Soy dueño de mi sueño


Diario IDEAL, 15 agosto 2013

Acabo de soñar. He tenido un sueño y aún me dura la zozobra del mismo. Esa luz me ha cegado durante tanto tiempo que apenas he podido controlar los latidos de mi corazón. El ruido era tan ensordecedor que por unos instantes he perdido por completo mi ubicación. Y eso es muy extraño ya que habitualmente no soy un ser que se sienta perdido porque me siento muy pegado a mi realidad. Pero reconozco que el sueño me ha angustiado. No puedo dejar de pensar en esa luz. El ruido aún retumba en mi cabeza. Tengo la garganta seca y mi nariz está repleta de polvo. Estoy ciego. Sigo oyendo ruido. Este sonido no me es familiar. No soy capaz de identificarlo y esto me está angustiando aún más. Me cuesta respirar. Pero sé que estoy soñando. Soy dueño de mi sueño aunque me temo que la situación está descontrolada. Nada en mi vida ha sido descontrol. Siempre he vivido con todo marcado, medido y hasta mi destino estaba fijado por una extraña alianza entre mis progenitores y sus protectores. Por eso, conocedor de mi situación a lo largo de casi toda mi vida, este sueño me está torturando.

No sé donde dirigir mi mirada porque aún el efecto del fogonazo que ha presidido esta pesadilla me tiene completamente privado de este sentido elemental. Para mí no sólo es elemental; es fundamental. Es mi mejor sentido. Es curioso. Muchos de los que me rodean apenas si ven, o tiene una visión difusa, confusa y todo, de origen congénito. Es decir, ya nacieron así. Sin embargo yo tengo una vista aguda, muy aguda. Un día escuchaba una conversación en la que varias personas alaban mi vista comparándola con un halcón que usaban para no sé qué extraña actividad de limpieza de roedores, esos asquerosos bichos que siempre han estado presente en algunas de mis noches de insomnio. Aunque ahora, cegado, desorientado, atrapado por el efecto de este maldito sueño, no sé si en realidad o no, he visto algún roedor en mi vida. Y eso que tengo muy buena vista. Y eso que han hablado siempre de mi excelente agudeza visual.

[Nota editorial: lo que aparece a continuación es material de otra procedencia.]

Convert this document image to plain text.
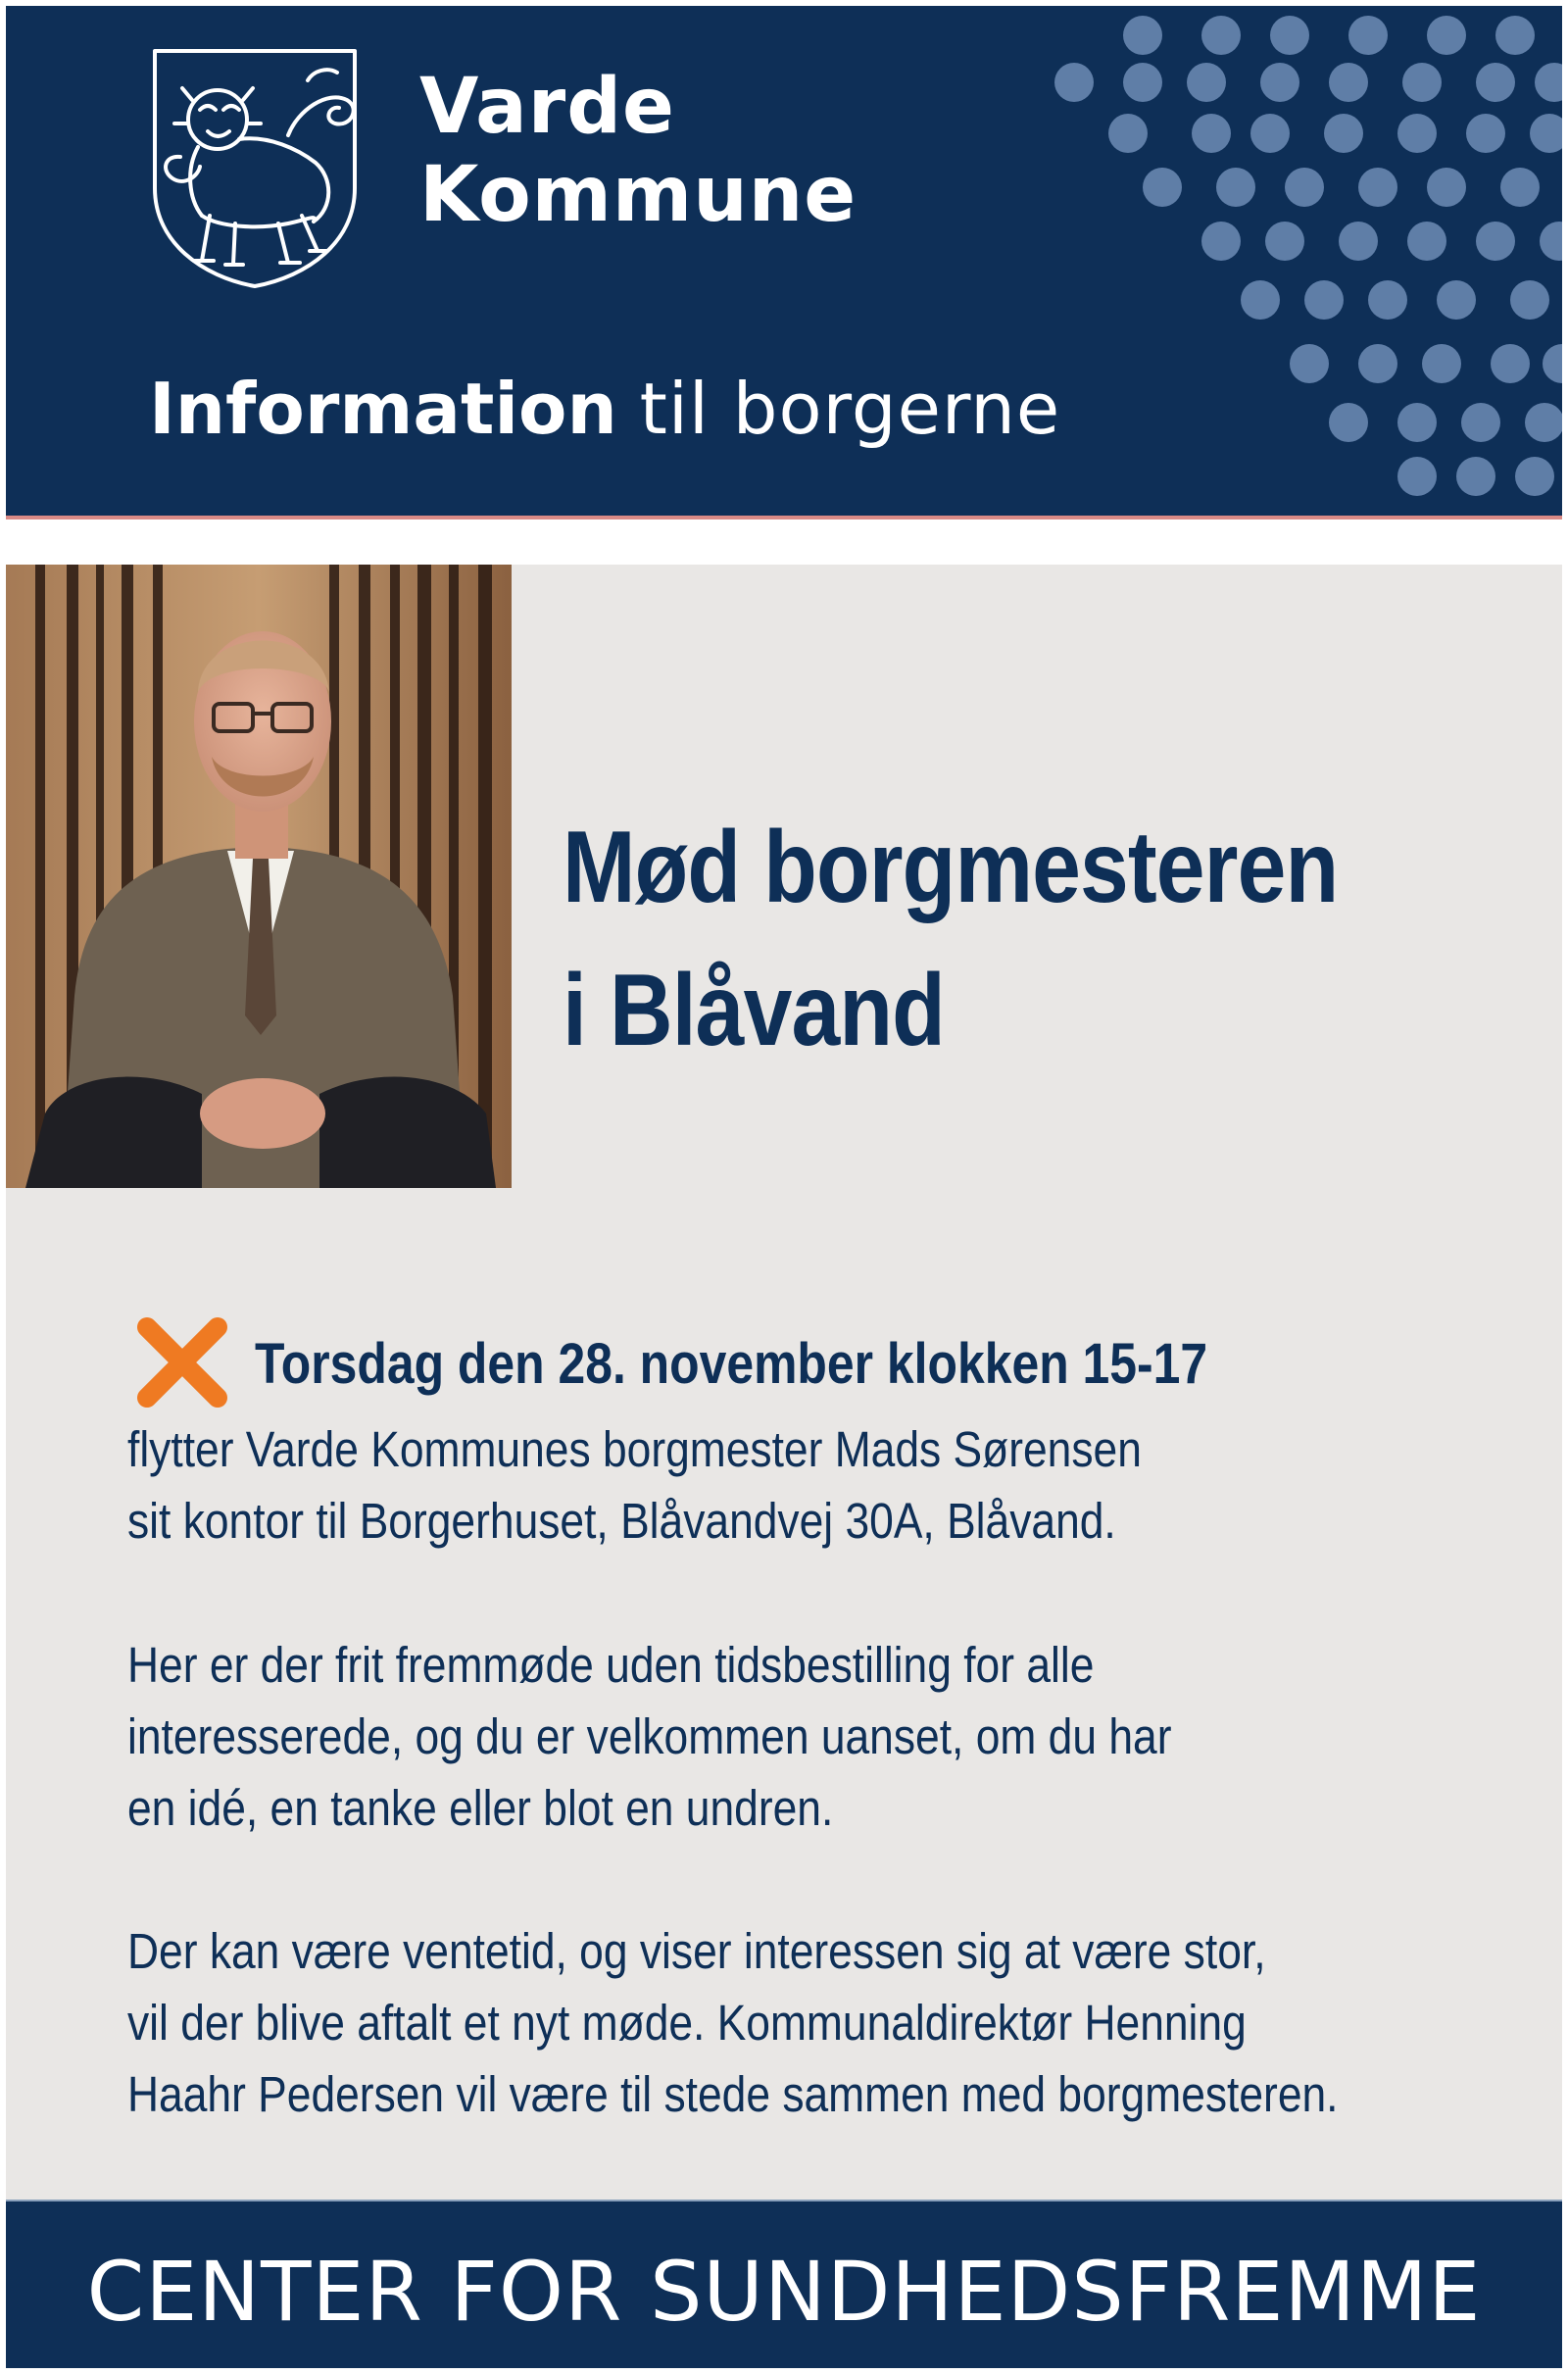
Varde
Kommune
Information til borgerne
Mød borgmesteren
i Blåvand
Torsdag den 28. november klokken 15-17
flytter Varde Kommunes borgmester Mads Sørensen
sit kontor til Borgerhuset, Blåvandvej 30A, Blåvand.
Her er der frit fremmøde uden tidsbestilling for alle
interesserede, og du er velkommen uanset, om du har
en idé, en tanke eller blot en undren.
Der kan være ventetid, og viser interessen sig at være stor,
vil der blive aftalt et nyt møde. Kommunaldirektør Henning
Haahr Pedersen vil være til stede sammen med borgmesteren.
CENTER FOR SUNDHEDSFREMME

Pero estos segundos en los que todo es blanco, son angustiosos. Son desconocidos. Como el griterío que ahora parezco intuir. Pero no estoy muy seguro. El polvo del suelo me sigue secando la garganta. Casi me ahogo. Y noto el polvo en mis ojos. Luz y polvo. Sin embargo estos segundos, que parecen eternos, comienzan a mezclarse con el ritmo de mi corazón. El reloj lo llevo dentro. Como impreso en mi ADN. Soy un ser medido. Ya lo había dicho antes. Medido y dirigido. Medido y atendido siempre por medidas. Recuerdo entre esta angustia por el polvo en mi garganta, el ruido enloquecedor y mi ceguera momentánea, estar siempre rodeado de medidas y pesos. Todos siempre preocupados por lo que medía y pesaba. Hasta hoy, incluso, antes de este sueño, he sido medido y pesado como esos vecinos míos que un día dejaron de serlo porque alguien dijo, mientras paseaba a mi lado, que su muerte había sido por una causa justa y buena. El mundo estaba necesitado de causas de ese tipo. Pero nunca llegué a entender la obsesiva existencia de tantas medidas en mi vida.

Tarde de sol. Tarde de moscas. Tarde de clarines. Caballos. Gentío, sangre y arena. Allí estaba el morlaco llamado ‘Trompetero’ de 550 kilos, negro zaino, criado desde que nació en la ganadería de Fernández Todopoderosa. Era un toro perfecto. Y aunque dicen las crónicas de aquella tarde que el bicho salió aturdido y con sensación de estar perdido, en cuanto se supo en la arena, es decir, se encontró con su destino, no defraudó dejando para los anales de la historia una de las mejores faenas que se recuerdan en la plaza. Tan ese así que su testa fue expresamente disecada y hoy cuelga en el salón del ‘Lagartija’, maestro de veinticinco años que aquella tarde triunfó con la nobleza de un rey. Su juventud acabó con el sueño de un toro que creyó nacer para ser eterno. Aunque eterno es el sueño del torero por repetir una tarde como la de Trompetero. Descanse en paz.